What I consider a lack of emphasis on what I've labeled the "enterprise space" has inspired me to begin thinking deeply about the unique challenges of effectively managing products that must address some of the world's stickiest business and technical problems. Often, these complex problems require complex organizations to deliver the associated solutions, which in itself brings a boatload of obstacles that a PM in a startup can only imagine (in nightmares for the most part).

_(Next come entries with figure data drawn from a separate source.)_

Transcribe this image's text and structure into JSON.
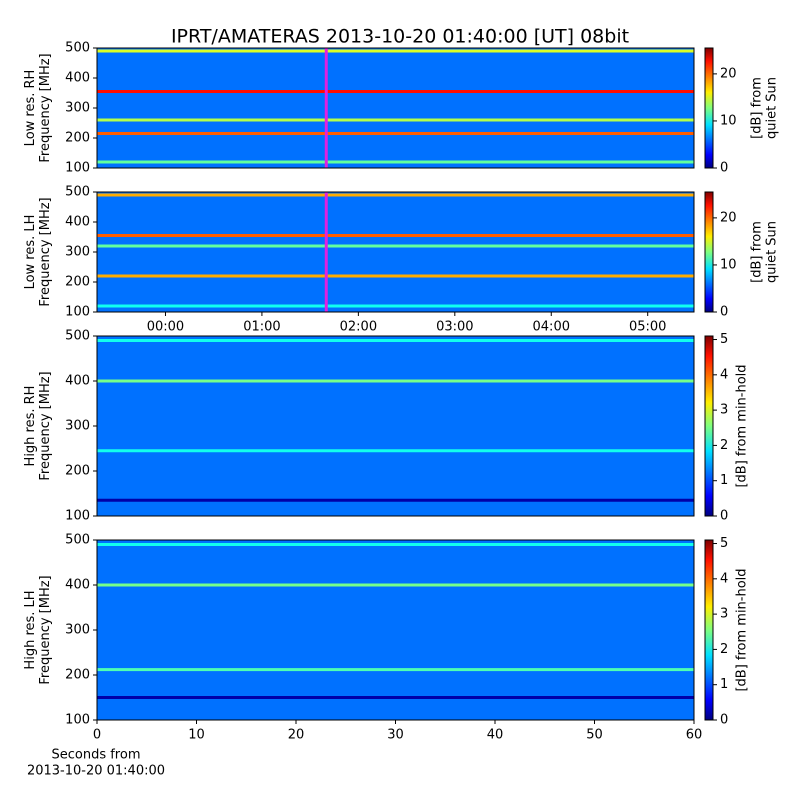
{
  "chart_data": [
    {
      "type": "heatmap",
      "title": "IPRT/AMATERAS 2013-10-20 01:40:00 [UT]   08bit",
      "ylabel": [
        "Low res. RH",
        "Frequency [MHz]"
      ],
      "ylim": [
        100,
        500
      ],
      "yticks": [
        100,
        200,
        300,
        400,
        500
      ],
      "xlim": [
        -0.71,
        5.48
      ],
      "cursor": 1.667,
      "cursor_color": "#e020e0",
      "background_level": 6,
      "bands": [
        {
          "freq": 490,
          "level": 15
        },
        {
          "freq": 355,
          "level": 22
        },
        {
          "freq": 260,
          "level": 14
        },
        {
          "freq": 215,
          "level": 20
        },
        {
          "freq": 120,
          "level": 12
        }
      ],
      "colorbar": {
        "label": [
          "[dB] from",
          "quiet Sun"
        ],
        "lim": [
          0,
          25.5
        ],
        "ticks": [
          0,
          10,
          20
        ]
      }
    },
    {
      "type": "heatmap",
      "ylabel": [
        "Low res. LH",
        "Frequency [MHz]"
      ],
      "ylim": [
        100,
        500
      ],
      "yticks": [
        100,
        200,
        300,
        400,
        500
      ],
      "xlim": [
        -0.71,
        5.48
      ],
      "xticks": [
        {
          "value": 0,
          "label": "00:00"
        },
        {
          "value": 1,
          "label": "01:00"
        },
        {
          "value": 2,
          "label": "02:00"
        },
        {
          "value": 3,
          "label": "03:00"
        },
        {
          "value": 4,
          "label": "04:00"
        },
        {
          "value": 5,
          "label": "05:00"
        }
      ],
      "cursor": 1.667,
      "cursor_color": "#e020e0",
      "background_level": 6,
      "bands": [
        {
          "freq": 490,
          "level": 18
        },
        {
          "freq": 355,
          "level": 20
        },
        {
          "freq": 320,
          "level": 12
        },
        {
          "freq": 220,
          "level": 18
        },
        {
          "freq": 120,
          "level": 10
        }
      ],
      "colorbar": {
        "label": [
          "[dB] from",
          "quiet Sun"
        ],
        "lim": [
          0,
          25.5
        ],
        "ticks": [
          0,
          10,
          20
        ]
      }
    },
    {
      "type": "heatmap",
      "ylabel": [
        "High res. RH",
        "Frequency [MHz]"
      ],
      "ylim": [
        100,
        500
      ],
      "yticks": [
        100,
        200,
        300,
        400,
        500
      ],
      "xlim": [
        0,
        60
      ],
      "background_level": 1.2,
      "bands": [
        {
          "freq": 490,
          "level": 2
        },
        {
          "freq": 400,
          "level": 2.5
        },
        {
          "freq": 245,
          "level": 2
        },
        {
          "freq": 135,
          "level": 0.2
        }
      ],
      "colorbar": {
        "label": [
          "[dB] from min-hold"
        ],
        "lim": [
          0,
          5.1
        ],
        "ticks": [
          0,
          1,
          2,
          3,
          4,
          5
        ]
      }
    },
    {
      "type": "heatmap",
      "ylabel": [
        "High res. LH",
        "Frequency [MHz]"
      ],
      "ylim": [
        100,
        500
      ],
      "yticks": [
        100,
        200,
        300,
        400,
        500
      ],
      "xlim": [
        0,
        60
      ],
      "xticks": [
        0,
        10,
        20,
        30,
        40,
        50,
        60
      ],
      "xlabel": [
        "Seconds from",
        "2013-10-20 01:40:00"
      ],
      "background_level": 1.2,
      "bands": [
        {
          "freq": 490,
          "level": 2
        },
        {
          "freq": 400,
          "level": 2.5
        },
        {
          "freq": 212,
          "level": 2.3
        },
        {
          "freq": 150,
          "level": 0.2
        }
      ],
      "colorbar": {
        "label": [
          "[dB] from min-hold"
        ],
        "lim": [
          0,
          5.1
        ],
        "ticks": [
          0,
          1,
          2,
          3,
          4,
          5
        ]
      }
    }
  ]
}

Here are just a few of the differences between the enterprise and consumer-oriented startups that are top of mind:
The Myth of the Customer
In the enterprise space, the people who evaluate, buy and use the software are often different. Buying decisions may take years and the solution may be required to function (almost perfectly) for years or even decades. When we use the term "customer", it is a conversational convenience. The truth is, the enterprise customer comprises a complicated set of stakeholders we have to identify, understand and appease.
The Dysfunctional Family
Big, stable organizations with highly specialized roles tend to create "families" that are (often highly) dysfunctional. Familiarity, procedural inertia and contention for resources make vendors that deliver complex products and solutions highly political, to the point that a majority of a PM's time may be spent on "political overhead", generating negative value for customers. Navigating the fraught waters of a politically charged and entrenched organizational hierarchy requires a level of diplomatic adeptness that is rarely optional.
The Curse of Mission Criticality
A lot of the more nimble practices espoused by the startup community are quickly exposed as not viable when the products or solutions being delivered can cause losses of millions of dollars or much worse, lives, when they fail. Add the fact that many of these "high assurance" scenarios are strictly regulated and you have the proverbial straw that can easily break the product manager's back.
In the coming months, I'll talk extensively about the enterprise space and offer some food for thought on how to tackle some of its most daunting challenges. Take heart enterprise product manager, together we can be inspired by what's happening in the startup world but move beyond it to make our community happier and more effective.